Il 4 settembre del 2001 esce Toxicity, secondo album dei System Of A Down, e per Tankian e soci è la consacrazione universale, che li porta a conquistare ben otto dischi di platino. A diciannove anni dalla sua pubblicazione, Toxicity può essere considerato a buon diritto uno dei grandi classici della "letteratura " rock (metal) del nuovo millennio.
Nonostante il secondo album dei SOAD appartenga per filiazione al movimento Nu Metal, di cui rappresenta il vertice stilistico in condominio al primo, imprescindibile lavoro dei Korn, è vero anche che la freschezza creativa, le intuizioni compositive e l'immenso lavoro di raccordo fra diverse sonorità, partorito dal binomio Tankjan-Malakian, riuscirono a imporre all'attenzione del grande pubblico un'idea di musica capace di scardinare i paletti del genere e universalizzare il verbo metal.
Quattordici canzoni di breve-media durata (tutte sotto i quattro minuti a eccezione della conclusiva Aerials ) connotate da uno stile di straniante efficacia, riconoscibile per una dicotomia spesso convergente fra esplosioni di adrenalinica violenza e aperture melodiche di inaspettata malinconia. Un caleidoscopio sonoro, quindi, in cui convivono sotto lo stesso tetto, e in bizzarra simbiosi, le avanguardie estreme della new wave metal, improvvise derapate hip-hop, affascinanti suggestioni etniche in salsa armena (la coda strumentale della già citata Aerials) e strutture a incastro, votate a un gusto teatrale a metà fra l’assurdo e il grandguignol.

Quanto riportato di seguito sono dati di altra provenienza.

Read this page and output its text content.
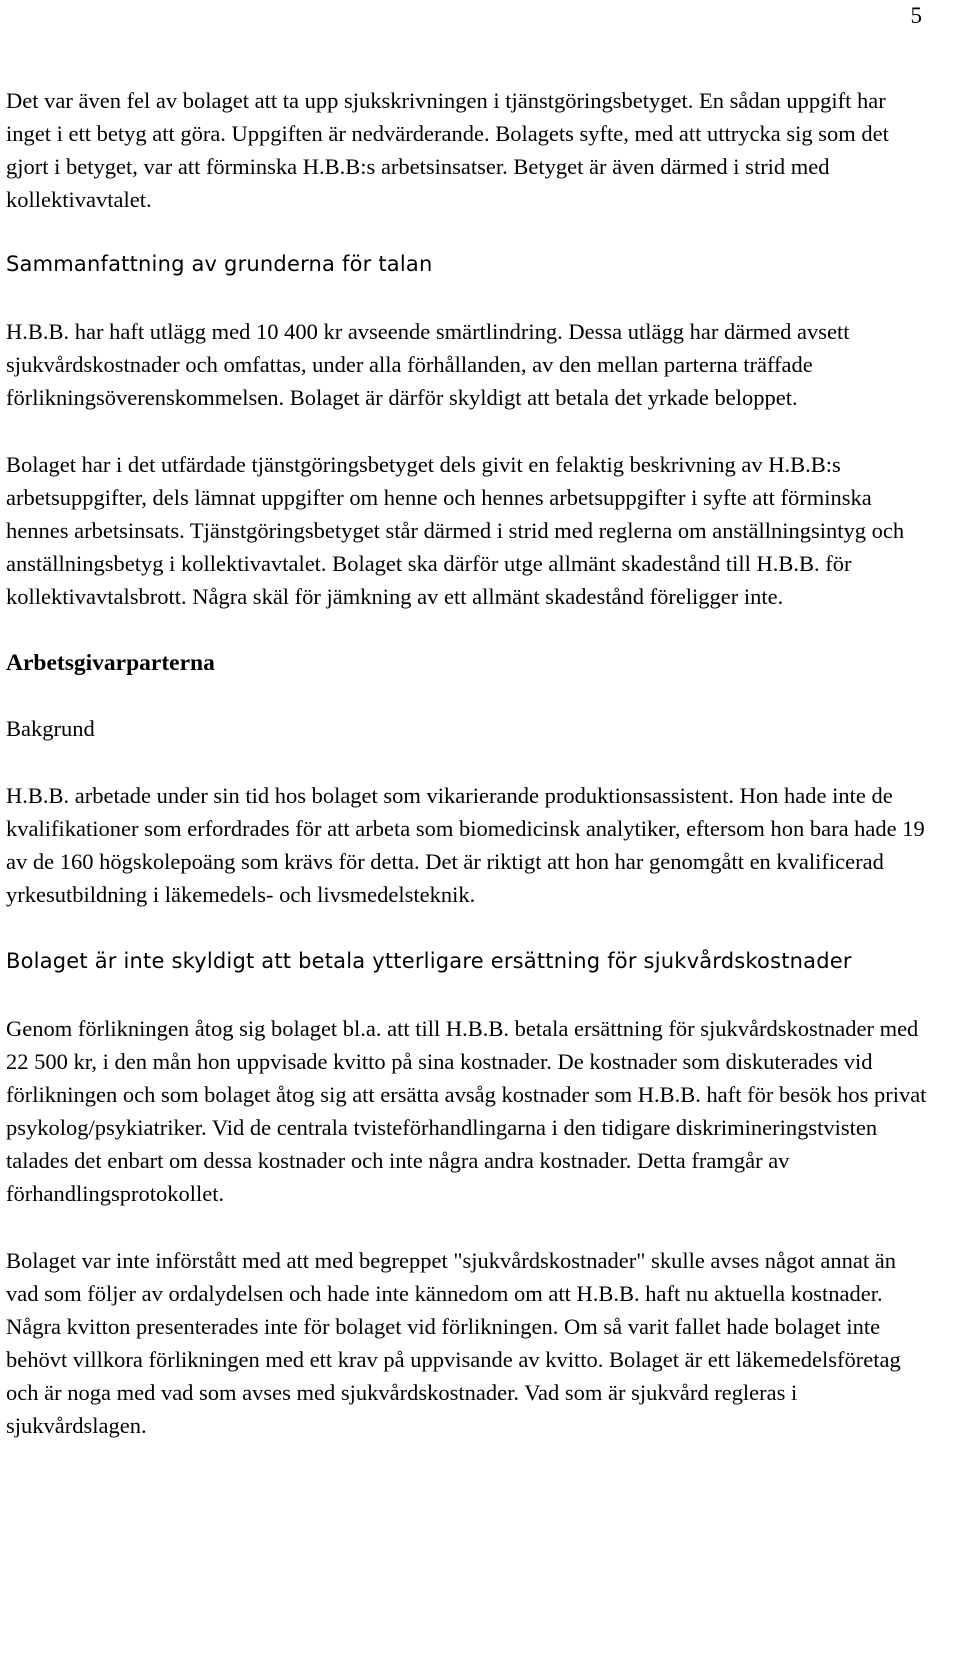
5

Det var även fel av bolaget att ta upp sjukskrivningen i tjänstgöringsbetyget. En sådan uppgift har inget i ett betyg att göra. Uppgiften är nedvärderande. Bolagets syfte, med att uttrycka sig som det gjort i betyget, var att förminska H.B.B:s arbetsinsatser. Betyget är även därmed i strid med kollektivavtalet.

Sammanfattning av grunderna för talan

H.B.B. har haft utlägg med 10 400 kr avseende smärtlindring. Dessa utlägg har därmed avsett sjukvårdskostnader och omfattas, under alla förhållanden, av den mellan parterna träffade förlikningsöverenskommelsen. Bolaget är därför skyldigt att betala det yrkade beloppet.

Bolaget har i det utfärdade tjänstgöringsbetyget dels givit en felaktig beskrivning av H.B.B:s arbetsuppgifter, dels lämnat uppgifter om henne och hennes arbetsuppgifter i syfte att förminska hennes arbetsinsats. Tjänstgöringsbetyget står därmed i strid med reglerna om anställningsintyg och anställningsbetyg i kollektivavtalet. Bolaget ska därför utge allmänt skadestånd till H.B.B. för kollektivavtalsbrott. Några skäl för jämkning av ett allmänt skadestånd föreligger inte.

Arbetsgivarparterna

Bakgrund

H.B.B. arbetade under sin tid hos bolaget som vikarierande produktionsassistent. Hon hade inte de kvalifikationer som erfordrades för att arbeta som biomedicinsk analytiker, eftersom hon bara hade 19 av de 160 högskolepoäng som krävs för detta. Det är riktigt att hon har genomgått en kvalificerad yrkesutbildning i läkemedels- och livsmedelsteknik.

Bolaget är inte skyldigt att betala ytterligare ersättning för sjukvårdskostnader

Genom förlikningen åtog sig bolaget bl.a. att till H.B.B. betala ersättning för sjukvårdskostnader med 22 500 kr, i den mån hon uppvisade kvitto på sina kostnader. De kostnader som diskuterades vid förlikningen och som bolaget åtog sig att ersätta avsåg kostnader som H.B.B. haft för besök hos privat psykolog/psykiatriker. Vid de centrala tvisteförhandlingarna i den tidigare diskrimineringstvisten talades det enbart om dessa kostnader och inte några andra kostnader. Detta framgår av förhandlingsprotokollet.

Bolaget var inte införstått med att med begreppet "sjukvårdskostnader" skulle avses något annat än vad som följer av ordalydelsen och hade inte kännedom om att H.B.B. haft nu aktuella kostnader. Några kvitton presenterades inte för bolaget vid förlikningen. Om så varit fallet hade bolaget inte behövt villkora förlikningen med ett krav på uppvisande av kvitto. Bolaget är ett läkemedelsföretag och är noga med vad som avses med sjukvårdskostnader. Vad som är sjukvård regleras i sjukvårdslagen.
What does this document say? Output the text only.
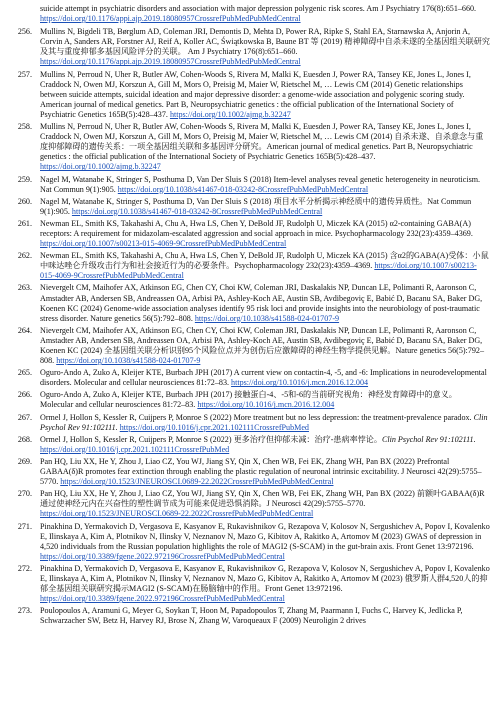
suicide attempt in psychiatric disorders and association with major depression polygenic risk scores. Am J Psychiatry 176(8):651–660. https://doi.org/10.1176/appi.ajp.2019.18080957CrossrefPubMedPubMedCentral
256. Mullins N, Bigdeli TB, Børglum AD, Coleman JRI, Demontis D, Mehta D, Power RA, Ripke S, Stahl EA, Starnawska A, Anjorin A, Corvin A, Sanders AR, Forstner AJ, Reif A, Koller AC, Świątkowska B, Baune BT 等 (2019) 精神障碍中自杀未遂的全基因组关联研究及其与重度抑郁多基因风险评分的关联。 Am J Psychiatry 176(8):651–660. https://doi.org/10.1176/appi.ajp.2019.18080957CrossrefPubMedPubMedCentral
257. Mullins N, Perroud N, Uher R, Butler AW, Cohen-Woods S, Rivera M, Malki K, Euesden J, Power RA, Tansey KE, Jones L, Jones I, Craddock N, Owen MJ, Korszun A, Gill M, Mors O, Preisig M, Maier W, Rietschel M, … Lewis CM (2014) Genetic relationships between suicide attempts, suicidal ideation and major depressive disorder: a genome-wide association and polygenic scoring study. American journal of medical genetics. Part B, Neuropsychiatric genetics : the official publication of the International Society of Psychiatric Genetics 165B(5):428–437. https://doi.org/10.1002/ajmg.b.32247
258. Mullins N, Perroud N, Uher R, Butler AW, Cohen-Woods S, Rivera M, Malki K, Euesden J, Power RA, Tansey KE, Jones L, Jones I, Craddock N, Owen MJ, Korszun A, Gill M, Mors O, Preisig M, Maier W, Rietschel M, … Lewis CM (2014) 自杀未遂、自杀意念与重度抑郁障碍的遗传关系：一项全基因组关联和多基因评分研究。American journal of medical genetics. Part B, Neuropsychiatric genetics : the official publication of the International Society of Psychiatric Genetics 165B(5):428–437. https://doi.org/10.1002/ajmg.b.32247
259. Nagel M, Watanabe K, Stringer S, Posthuma D, Van Der Sluis S (2018) Item-level analyses reveal genetic heterogeneity in neuroticism. Nat Commun 9(1):905. https://doi.org/10.1038/s41467-018-03242-8CrossrefPubMedPubMedCentral
260. Nagel M, Watanabe K, Stringer S, Posthuma D, Van Der Sluis S (2018) 项目水平分析揭示神经质中的遗传异质性。Nat Commun 9(1):905. https://doi.org/10.1038/s41467-018-03242-8CrossrefPubMedPubMedCentral
261. Newman EL, Smith KS, Takahashi A, Chu A, Hwa LS, Chen Y, DeBold JF, Rudolph U, Miczek KA (2015) α2-containing GABA(A) receptors: A requirement for midazolam-escalated aggression and social approach in mice. Psychopharmacology 232(23):4359–4369. https://doi.org/10.1007/s00213-015-4069-9CrossrefPubMedPubMedCentral
262. Newman EL, Smith KS, Takahashi A, Chu A, Hwa LS, Chen Y, DeBold JF, Rudolph U, Miczek KA (2015) 含α2的GABA(A)受体：小鼠中咪达唑仑升级攻击行为和社会接近行为的必要条件。Psychopharmacology 232(23):4359–4369. https://doi.org/10.1007/s00213-015-4069-9CrossrefPubMedPubMedCentral
263. Nievergelt CM, Maihofer AX, Atkinson EG, Chen CY, Choi KW, Coleman JRI, Daskalakis NP, Duncan LE, Polimanti R, Aaronson C, Amstadter AB, Andersen SB, Andreassen OA, Arbisi PA, Ashley-Koch AE, Austin SB, Avdibegoviç E, Babić D, Bacanu SA, Baker DG, Koenen KC (2024) Genome-wide association analyses identify 95 risk loci and provide insights into the neurobiology of post-traumatic stress disorder. Nature genetics 56(5):792–808. https://doi.org/10.1038/s41588-024-01707-9
264. Nievergelt CM, Maihofer AX, Atkinson EG, Chen CY, Choi KW, Coleman JRI, Daskalakis NP, Duncan LE, Polimanti R, Aaronson C, Amstadter AB, Andersen SB, Andreassen OA, Arbisi PA, Ashley-Koch AE, Austin SB, Avdibegoviç E, Babić D, Bacanu SA, Baker DG, Koenen KC (2024) 全基因组关联分析识别95个风险位点并为创伤后应激障碍的神经生物学提供见解。Nature genetics 56(5):792–808. https://doi.org/10.1038/s41588-024-01707-9
265. Oguro-Ando A, Zuko A, Kleijer KTE, Burbach JPH (2017) A current view on contactin-4, -5, and -6: Implications in neurodevelopmental disorders. Molecular and cellular neurosciences 81:72–83. https://doi.org/10.1016/j.mcn.2016.12.004
266. Oguro-Ando A, Zuko A, Kleijer KTE, Burbach JPH (2017) 接触蛋白-4、-5和-6的当前研究视角：神经发育障碍中的意义。 Molecular and cellular neurosciences 81:72–83. https://doi.org/10.1016/j.mcn.2016.12.004
267. Ormel J, Hollon S, Kessler R, Cuijpers P, Monroe S (2022) More treatment but no less depression: the treatment-prevalence paradox. Clin Psychol Rev 91:102111. https://doi.org/10.1016/j.cpr.2021.102111CrossrefPubMed
268. Ormel J, Hollon S, Kessler R, Cuijpers P, Monroe S (2022) 更多治疗但抑郁未减：治疗-患病率悖论。Clin Psychol Rev 91:102111. https://doi.org/10.1016/j.cpr.2021.102111CrossrefPubMed
269. Pan HQ, Liu XX, He Y, Zhou J, Liao CZ, You WJ, Jiang SY, Qin X, Chen WB, Fei EK, Zhang WH, Pan BX (2022) Prefrontal GABAA(δ)R promotes fear extinction through enabling the plastic regulation of neuronal intrinsic excitability. J Neurosci 42(29):5755–5770. https://doi.org/10.1523/JNEUROSCI.0689-22.2022CrossrefPubMedPubMedCentral
270. Pan HQ, Liu XX, He Y, Zhou J, Liao CZ, You WJ, Jiang SY, Qin X, Chen WB, Fei EK, Zhang WH, Pan BX (2022) 前额叶GABAA(δ)R通过使神经元内在兴奋性的塑性调节成为可能来促进恐惧消除。J Neurosci 42(29):5755–5770. https://doi.org/10.1523/JNEUROSCI.0689-22.2022CrossrefPubMedPubMedCentral
271. Pinakhina D, Yermakovich D, Vergasova E, Kasyanov E, Rukavishnikov G, Rezapova V, Kolosov N, Sergushichev A, Popov I, Kovalenko E, Ilinskaya A, Kim A, Plotnikov N, Ilinsky V, Neznanov N, Mazo G, Kibitov A, Rakitko A, Artomov M (2023) GWAS of depression in 4,520 individuals from the Russian population highlights the role of MAGI2 (S-SCAM) in the gut-brain axis. Front Genet 13:972196. https://doi.org/10.3389/fgene.2022.972196CrossrefPubMedPubMedCentral
272. Pinakhina D, Yermakovich D, Vergasova E, Kasyanov E, Rukavishnikov G, Rezapova V, Kolosov N, Sergushichev A, Popov I, Kovalenko E, Ilinskaya A, Kim A, Plotnikov N, Ilinsky V, Neznanov N, Mazo G, Kibitov A, Rakitko A, Artomov M (2023) 俄罗斯人群4,520人的抑郁全基因组关联研究揭示MAGI2 (S-SCAM)在肠脑轴中的作用。Front Genet 13:972196. https://doi.org/10.3389/fgene.2022.972196CrossrefPubMedPubMedCentral
273. Poulopoulos A, Aramuni G, Meyer G, Soykan T, Hoon M, Papadopoulos T, Zhang M, Paarmann I, Fuchs C, Harvey K, Jedlicka P, Schwarzacher SW, Betz H, Harvey RJ, Brose N, Zhang W, Varoqueaux F (2009) Neuroligin 2 drives
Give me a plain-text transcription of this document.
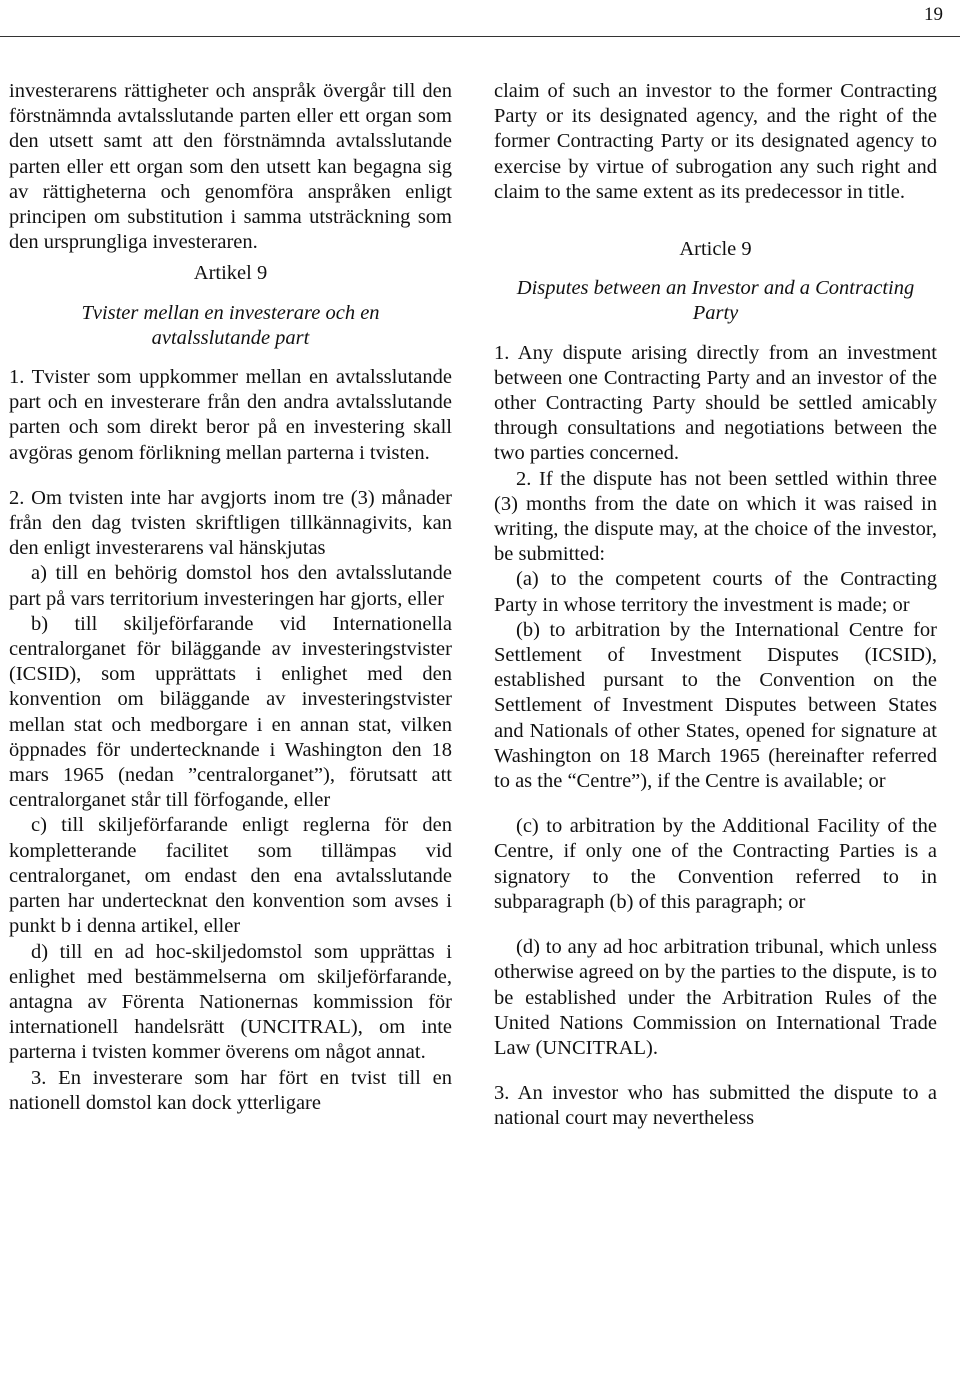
19

investerarens rättigheter och anspråk övergår till den förstnämnda avtalsslutande parten eller ett organ som den utsett samt att den förstnämnda avtalsslutande parten eller ett organ som den utsett kan begagna sig av rättigheterna och genomföra anspråken enligt principen om substitution i samma utsträckning som den ursprungliga investeraren.

Artikel 9
Tvister mellan en investerare och en avtalsslutande part

1. Tvister som uppkommer mellan en avtalsslutande part och en investerare från den andra avtalsslutande parten och som direkt beror på en investering skall avgöras genom förlikning mellan parterna i tvisten.

2. Om tvisten inte har avgjorts inom tre (3) månader från den dag tvisten skriftligen tillkännagivits, kan den enligt investerarens val hänskjutas

a) till en behörig domstol hos den avtalsslutande part på vars territorium investeringen har gjorts, eller

b) till skiljeförfarande vid Internationella centralorganet för biläggande av investeringstvister (ICSID), som upprättats i enlighet med den konvention om biläggande av investeringstvister mellan stat och medborgare i en annan stat, vilken öppnades för undertecknande i Washington den 18 mars 1965 (nedan ”centralorganet”), förutsatt att centralorganet står till förfogande, eller

c) till skiljeförfarande enligt reglerna för den kompletterande facilitet som tillämpas vid centralorganet, om endast den ena avtalsslutande parten har undertecknat den konvention som avses i punkt b i denna artikel, eller

d) till en ad hoc-skiljedomstol som upprättas i enlighet med bestämmelserna om skiljeförfarande, antagna av Förenta Nationernas kommission för internationell handelsrätt (UNCITRAL), om inte parterna i tvisten kommer överens om något annat.

3. En investerare som har fört en tvist till en nationell domstol kan dock ytterligare

claim of such an investor to the former Contracting Party or its designated agency, and the right of the former Contracting Party or its designated agency to exercise by virtue of subrogation any such right and claim to the same extent as its predecessor in title.

Article 9
Disputes between an Investor and a Contracting Party

1. Any dispute arising directly from an investment between one Contracting Party and an investor of the other Contracting Party should be settled amicably through consultations and negotiations between the two parties concerned.

2. If the dispute has not been settled within three (3) months from the date on which it was raised in writing, the dispute may, at the choice of the investor, be submitted:

(a) to the competent courts of the Contracting Party in whose territory the investment is made; or

(b) to arbitration by the International Centre for Settlement of Investment Disputes (ICSID), established pursant to the Convention on the Settlement of Investment Disputes between States and Nationals of other States, opened for signature at Washington on 18 March 1965 (hereinafter referred to as the “Centre”), if the Centre is available; or

(c) to arbitration by the Additional Facility of the Centre, if only one of the Contracting Parties is a signatory to the Convention referred to in subparagraph (b) of this paragraph; or

(d) to any ad hoc arbitration tribunal, which unless otherwise agreed on by the parties to the dispute, is to be established under the Arbitration Rules of the United Nations Commission on International Trade Law (UNCITRAL).

3. An investor who has submitted the dispute to a national court may nevertheless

In questo quadro di debordante eclettismo (in cui mette mano in maniera efficace il geniale produttore Rick Rubin), dominano il colore rosso intenso del canto istrionico di Tankjan, la cui voce nasale e rutilante passa con inquietante semplicità dall'urlo belluino al falsetto dai toni melodrammatici, e il sinistro scintillio della chitarra tossica e demoniaca di Malakian.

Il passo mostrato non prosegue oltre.